A convenient method for many calculations is unit analysis, which relies on cancellation of units and conversion ratios to perform calculations. You’ve already done unit analysis in calculations such as:
$$ 2\: \text{m}\, \times \frac{100\, \text{cm}}{1\, \text{m}} = 200\, \text{cm}$$
The key considerations when performing calculations with unit analysis are:
1. Units cancel across ratios
The central premise of unit analysis is that units will cancel across a ratio (i.e. on the top and bottom of a fraction). When setting up your calculation or choosing your ratios, make sure to check that your intermediate units will cancel out, leaving you with your desired unit at the end. (Remember that for values that aren’t already fractions, you can imagine them as $\frac{\text{value}}{1}$ if you need!)
$$ \require{cancel} 3.25\, \cancel{\text{g}\, H_2 O} \times \frac{1\, \text{mol}\, H_2 O}{18.02\,\cancel{\text{g}\, H_2 O}} = 0.180\, \text{mol}\, H_2 O$$
but…
$$3.25\, {\text{g}\, H_2 O} \times \frac{18.02\,{\text{g}\, H_2 O}} {1\, \text{mol}\, H_2 O}= 58.6\, \frac{g^2}{\text{mol}}\, H_2 O\qquad (?!?!?)$$
2. Show ALL your units (including the “of what”)
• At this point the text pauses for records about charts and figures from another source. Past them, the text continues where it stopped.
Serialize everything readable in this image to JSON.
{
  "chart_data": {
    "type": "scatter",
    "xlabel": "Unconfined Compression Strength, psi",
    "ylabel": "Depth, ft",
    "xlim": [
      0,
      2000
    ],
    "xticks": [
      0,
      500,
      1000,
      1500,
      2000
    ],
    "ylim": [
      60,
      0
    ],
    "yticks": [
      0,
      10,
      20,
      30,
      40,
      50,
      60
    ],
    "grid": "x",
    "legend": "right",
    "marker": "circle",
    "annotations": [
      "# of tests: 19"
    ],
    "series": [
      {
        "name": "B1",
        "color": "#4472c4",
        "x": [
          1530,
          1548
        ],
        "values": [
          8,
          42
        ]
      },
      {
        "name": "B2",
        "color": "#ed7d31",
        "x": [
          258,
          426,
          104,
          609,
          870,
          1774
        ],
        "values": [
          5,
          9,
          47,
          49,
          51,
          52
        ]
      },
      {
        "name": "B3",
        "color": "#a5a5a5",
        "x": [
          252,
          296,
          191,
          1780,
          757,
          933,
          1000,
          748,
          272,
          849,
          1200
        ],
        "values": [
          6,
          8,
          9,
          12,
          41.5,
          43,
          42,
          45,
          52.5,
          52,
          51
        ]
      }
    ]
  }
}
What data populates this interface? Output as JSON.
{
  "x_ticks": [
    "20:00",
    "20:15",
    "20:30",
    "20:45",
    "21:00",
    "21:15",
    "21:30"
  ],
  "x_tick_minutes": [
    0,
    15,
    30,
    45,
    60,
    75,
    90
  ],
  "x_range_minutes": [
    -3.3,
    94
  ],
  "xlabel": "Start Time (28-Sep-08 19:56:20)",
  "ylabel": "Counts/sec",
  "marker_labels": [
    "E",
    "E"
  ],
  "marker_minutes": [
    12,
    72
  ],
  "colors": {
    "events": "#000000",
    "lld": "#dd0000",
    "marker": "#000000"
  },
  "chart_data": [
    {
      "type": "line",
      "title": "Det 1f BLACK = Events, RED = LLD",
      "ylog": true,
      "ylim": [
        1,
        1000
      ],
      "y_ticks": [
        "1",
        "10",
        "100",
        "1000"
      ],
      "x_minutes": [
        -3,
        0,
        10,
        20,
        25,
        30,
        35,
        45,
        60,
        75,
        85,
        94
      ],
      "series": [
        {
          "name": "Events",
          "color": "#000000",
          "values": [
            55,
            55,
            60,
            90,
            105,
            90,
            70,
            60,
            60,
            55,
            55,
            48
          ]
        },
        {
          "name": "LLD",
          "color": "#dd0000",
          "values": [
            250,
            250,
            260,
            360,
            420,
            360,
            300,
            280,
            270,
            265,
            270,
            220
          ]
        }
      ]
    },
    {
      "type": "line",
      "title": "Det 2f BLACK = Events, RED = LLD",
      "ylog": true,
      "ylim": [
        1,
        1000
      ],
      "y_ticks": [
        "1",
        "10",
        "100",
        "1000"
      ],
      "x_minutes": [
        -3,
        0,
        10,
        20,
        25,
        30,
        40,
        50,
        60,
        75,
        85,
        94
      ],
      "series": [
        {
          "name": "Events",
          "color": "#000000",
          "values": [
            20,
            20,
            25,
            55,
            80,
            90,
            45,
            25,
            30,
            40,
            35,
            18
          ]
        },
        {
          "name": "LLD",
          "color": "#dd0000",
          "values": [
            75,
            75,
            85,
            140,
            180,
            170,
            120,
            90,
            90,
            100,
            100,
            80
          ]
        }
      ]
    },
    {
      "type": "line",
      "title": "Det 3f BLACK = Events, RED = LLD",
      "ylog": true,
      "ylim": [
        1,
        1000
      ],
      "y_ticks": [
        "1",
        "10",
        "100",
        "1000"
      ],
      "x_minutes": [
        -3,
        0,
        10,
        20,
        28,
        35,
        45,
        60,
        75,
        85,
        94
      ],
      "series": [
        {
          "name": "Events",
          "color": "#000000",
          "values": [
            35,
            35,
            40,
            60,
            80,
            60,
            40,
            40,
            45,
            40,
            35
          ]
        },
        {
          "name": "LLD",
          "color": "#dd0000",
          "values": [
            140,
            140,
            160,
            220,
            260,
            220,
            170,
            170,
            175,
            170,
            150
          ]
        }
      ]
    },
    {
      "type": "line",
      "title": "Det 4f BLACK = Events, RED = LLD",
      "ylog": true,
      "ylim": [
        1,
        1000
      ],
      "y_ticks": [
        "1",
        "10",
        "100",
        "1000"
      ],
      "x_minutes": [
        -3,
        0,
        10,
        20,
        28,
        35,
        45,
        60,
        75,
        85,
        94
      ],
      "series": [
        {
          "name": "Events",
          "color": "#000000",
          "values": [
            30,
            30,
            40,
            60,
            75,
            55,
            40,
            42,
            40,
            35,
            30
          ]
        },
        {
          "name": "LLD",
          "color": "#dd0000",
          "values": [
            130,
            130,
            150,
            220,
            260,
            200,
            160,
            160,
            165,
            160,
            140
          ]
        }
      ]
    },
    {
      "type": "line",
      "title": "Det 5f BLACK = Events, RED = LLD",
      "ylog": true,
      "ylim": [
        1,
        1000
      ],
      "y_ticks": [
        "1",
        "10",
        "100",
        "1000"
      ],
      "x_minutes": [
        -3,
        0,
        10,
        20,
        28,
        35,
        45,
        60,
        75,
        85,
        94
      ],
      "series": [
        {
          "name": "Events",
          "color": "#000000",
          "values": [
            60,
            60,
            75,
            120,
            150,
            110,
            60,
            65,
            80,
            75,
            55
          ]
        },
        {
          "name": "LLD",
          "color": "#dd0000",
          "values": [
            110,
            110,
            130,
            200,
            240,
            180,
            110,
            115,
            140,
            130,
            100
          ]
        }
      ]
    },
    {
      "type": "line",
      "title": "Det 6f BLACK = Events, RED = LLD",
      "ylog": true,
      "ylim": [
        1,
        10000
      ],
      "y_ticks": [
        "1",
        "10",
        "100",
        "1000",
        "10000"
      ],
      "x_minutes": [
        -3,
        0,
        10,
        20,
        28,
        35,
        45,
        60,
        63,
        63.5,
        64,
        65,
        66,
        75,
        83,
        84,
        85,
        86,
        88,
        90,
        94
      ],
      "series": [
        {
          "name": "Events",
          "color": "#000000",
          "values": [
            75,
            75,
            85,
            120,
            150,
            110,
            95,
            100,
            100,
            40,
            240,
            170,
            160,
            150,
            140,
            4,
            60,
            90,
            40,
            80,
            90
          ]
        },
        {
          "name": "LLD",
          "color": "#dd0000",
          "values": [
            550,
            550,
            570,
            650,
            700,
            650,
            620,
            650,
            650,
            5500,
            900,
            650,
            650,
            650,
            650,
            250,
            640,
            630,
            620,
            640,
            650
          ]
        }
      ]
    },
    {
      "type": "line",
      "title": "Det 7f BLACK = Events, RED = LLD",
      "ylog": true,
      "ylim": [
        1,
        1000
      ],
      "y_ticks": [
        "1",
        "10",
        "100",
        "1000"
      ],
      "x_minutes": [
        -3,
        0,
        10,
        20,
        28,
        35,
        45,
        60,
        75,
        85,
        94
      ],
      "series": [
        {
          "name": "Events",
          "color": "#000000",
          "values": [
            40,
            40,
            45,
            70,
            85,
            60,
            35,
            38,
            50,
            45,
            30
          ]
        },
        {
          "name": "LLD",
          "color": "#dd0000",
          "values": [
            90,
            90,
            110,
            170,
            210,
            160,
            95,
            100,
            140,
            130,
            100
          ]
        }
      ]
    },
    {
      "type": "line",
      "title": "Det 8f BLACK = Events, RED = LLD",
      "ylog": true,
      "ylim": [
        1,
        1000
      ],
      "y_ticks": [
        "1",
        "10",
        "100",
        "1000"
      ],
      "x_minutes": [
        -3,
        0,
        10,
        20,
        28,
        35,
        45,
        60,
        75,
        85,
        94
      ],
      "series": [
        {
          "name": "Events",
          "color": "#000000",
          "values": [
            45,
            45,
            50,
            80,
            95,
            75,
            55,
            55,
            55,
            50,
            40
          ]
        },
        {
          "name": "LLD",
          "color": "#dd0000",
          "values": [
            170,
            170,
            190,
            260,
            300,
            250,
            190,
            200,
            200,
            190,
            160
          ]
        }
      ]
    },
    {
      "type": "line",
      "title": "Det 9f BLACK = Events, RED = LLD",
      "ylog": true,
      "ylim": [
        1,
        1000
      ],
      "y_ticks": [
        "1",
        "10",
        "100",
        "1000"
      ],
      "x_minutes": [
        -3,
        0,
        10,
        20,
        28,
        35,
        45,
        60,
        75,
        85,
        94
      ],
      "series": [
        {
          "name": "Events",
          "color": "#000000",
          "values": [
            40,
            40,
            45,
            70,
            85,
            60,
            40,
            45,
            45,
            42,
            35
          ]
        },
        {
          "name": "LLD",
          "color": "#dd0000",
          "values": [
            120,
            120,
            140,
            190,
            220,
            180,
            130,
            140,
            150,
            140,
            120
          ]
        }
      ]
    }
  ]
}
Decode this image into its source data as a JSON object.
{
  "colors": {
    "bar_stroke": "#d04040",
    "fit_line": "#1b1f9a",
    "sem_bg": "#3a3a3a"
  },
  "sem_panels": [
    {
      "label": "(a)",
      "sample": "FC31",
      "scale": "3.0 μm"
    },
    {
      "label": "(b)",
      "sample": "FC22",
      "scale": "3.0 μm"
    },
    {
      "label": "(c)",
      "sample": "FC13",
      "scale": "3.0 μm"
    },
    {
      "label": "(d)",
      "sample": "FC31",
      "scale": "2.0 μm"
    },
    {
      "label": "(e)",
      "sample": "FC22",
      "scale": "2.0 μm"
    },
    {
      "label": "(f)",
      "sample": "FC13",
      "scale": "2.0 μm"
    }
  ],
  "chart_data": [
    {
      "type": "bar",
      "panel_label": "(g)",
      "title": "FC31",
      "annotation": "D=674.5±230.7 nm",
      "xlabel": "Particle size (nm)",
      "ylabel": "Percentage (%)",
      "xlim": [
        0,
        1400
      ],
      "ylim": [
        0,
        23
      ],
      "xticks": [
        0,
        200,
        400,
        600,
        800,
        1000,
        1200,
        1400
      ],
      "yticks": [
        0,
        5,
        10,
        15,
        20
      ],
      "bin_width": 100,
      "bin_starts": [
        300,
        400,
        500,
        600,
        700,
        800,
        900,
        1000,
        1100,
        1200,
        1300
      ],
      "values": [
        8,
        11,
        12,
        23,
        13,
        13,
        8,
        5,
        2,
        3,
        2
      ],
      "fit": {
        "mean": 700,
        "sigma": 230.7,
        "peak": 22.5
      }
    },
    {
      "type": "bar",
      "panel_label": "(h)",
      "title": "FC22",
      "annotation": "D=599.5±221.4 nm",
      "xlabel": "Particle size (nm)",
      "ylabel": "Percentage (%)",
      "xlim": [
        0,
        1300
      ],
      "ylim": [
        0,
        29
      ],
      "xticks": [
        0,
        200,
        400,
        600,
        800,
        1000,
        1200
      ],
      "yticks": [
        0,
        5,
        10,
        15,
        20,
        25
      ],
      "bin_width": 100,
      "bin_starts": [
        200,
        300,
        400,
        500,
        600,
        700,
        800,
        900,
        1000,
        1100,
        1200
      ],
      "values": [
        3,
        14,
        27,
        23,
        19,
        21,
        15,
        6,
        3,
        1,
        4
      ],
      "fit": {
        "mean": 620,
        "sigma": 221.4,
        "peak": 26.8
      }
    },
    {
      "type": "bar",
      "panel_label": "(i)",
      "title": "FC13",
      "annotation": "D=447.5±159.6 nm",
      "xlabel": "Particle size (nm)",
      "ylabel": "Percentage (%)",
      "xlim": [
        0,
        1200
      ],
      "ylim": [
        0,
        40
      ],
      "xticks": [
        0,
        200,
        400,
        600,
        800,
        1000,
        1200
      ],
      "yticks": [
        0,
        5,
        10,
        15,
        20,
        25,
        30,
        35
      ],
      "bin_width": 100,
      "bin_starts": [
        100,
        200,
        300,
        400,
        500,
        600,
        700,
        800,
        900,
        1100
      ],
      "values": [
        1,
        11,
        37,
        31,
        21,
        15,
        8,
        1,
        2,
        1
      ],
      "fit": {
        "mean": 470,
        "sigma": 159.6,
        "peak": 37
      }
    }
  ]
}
In longer calculations, it’s easy to get mixed around and cancel units that look the same but actually aren’t. You can avoid this by making sure to label all your units all the time – including the “of what” part – not just “g” but “g H2O“.
For example, if you wanted to calculate the mass of Al that could react with 25 mL of 0.10 M HCl according to the reaction $$2\, Al\, \text{(s)}\, + \, 6\, HCl\, \text{(aq)}\, \rightarrow \, 2\, AlCl_3 \, \text{(aq)}\, +\, 3\, H_2 \, \text{(g)}\, $$ the following calculation appears to be correct: $$ \require{cancel} 0.025\,\text{L} \times \frac{0.1\, \text{mol}}{\text{L}} \times \frac{6\,\text{mol}}{2\,\text{mol}} \times \frac{36.46\, \text{g}}{1\,\text{mol}} \\ 0.025\,\cancel{\text{L}} \times \frac{0.1\, \bcancel{\text{mol}}}{\cancel{\text{L}}} \times \frac{6\,\cancel{\text{mol}}}{2\,\bcancel{\text{mol}}} \times \frac{36.46\, \text{g}}{1\,\cancel{\text{mol}}} =0.27\,\text{g} $$
However, this is not the correct answer! Filling in the “of what” in the units reveals: $$\require{cancel} 0.025\,\text{L}\, HCl \times \frac{0.1\, \text{mol}\, HCl}{\text{L}\, HCl} \times \frac{6\,\text{mol}\, HCl}{2\,\text{mol}\, Al} \times \frac{36.46\, \text{g} \,HCl}{1\,\text{mol}\, HCl} \\ 0.025\,\cancel{\text{L}\, HCl} \times \frac{0.1\, \text{mol}\, HCl}{\cancel{\text{L}\, HCl}} \times \frac{6\,\cancel{\text{mol}\, HCl}}{2\,\text{mol}\, Al} \times \frac{36.46\, \text{g} \,HCl}{1\,\cancel{\text{mol}\, HCl}} = 0.27\, \frac{(\text{mol}\, HCl)(\text{g}\,HCl)}{(\text{mol}\, Al)}$$
Hopefully it is obvious that the “units” of the final answer in this calculation don’t make sense … that is our clue that something went wrong in the calculation. In this case there’s two errors: the mole ratio is inverted and the wrong molecular mass was used (HCl instead of Al). When we fix the errors, the answer looks much better: $$\require{cancel} 0.025\,\text{L}\, HCl \times \frac{0.1\, \text{mol}\, HCl}{\text{L}\, HCl} \times \frac{2\,\text{mol}\, Al}{6\,\text{mol}\, HCl} \times \frac{26.98\, \text{g} \,Al}{1\,\text{mol}\, Al} \\0.025\,\cancel{\text{L}\, HCl} \times \frac{0.1\, \bcancel{\text{mol}\, HCl}}{\cancel{\text{L}\, HCl}} \times \frac{2\,\cancel{\text{mol}\, Al}}{6\,\bcancel{\text{mol}\, HCl}} \times \frac{26.98\, \text{g} \,Al}{1\,\cancel{\text{mol}\, Al}} = 0.022\, \text{g}\,Al$$
Writing out calculations with the full units can take up a little more space, but the built in error checking is guaranteed to save you at least once on an exam or lab report!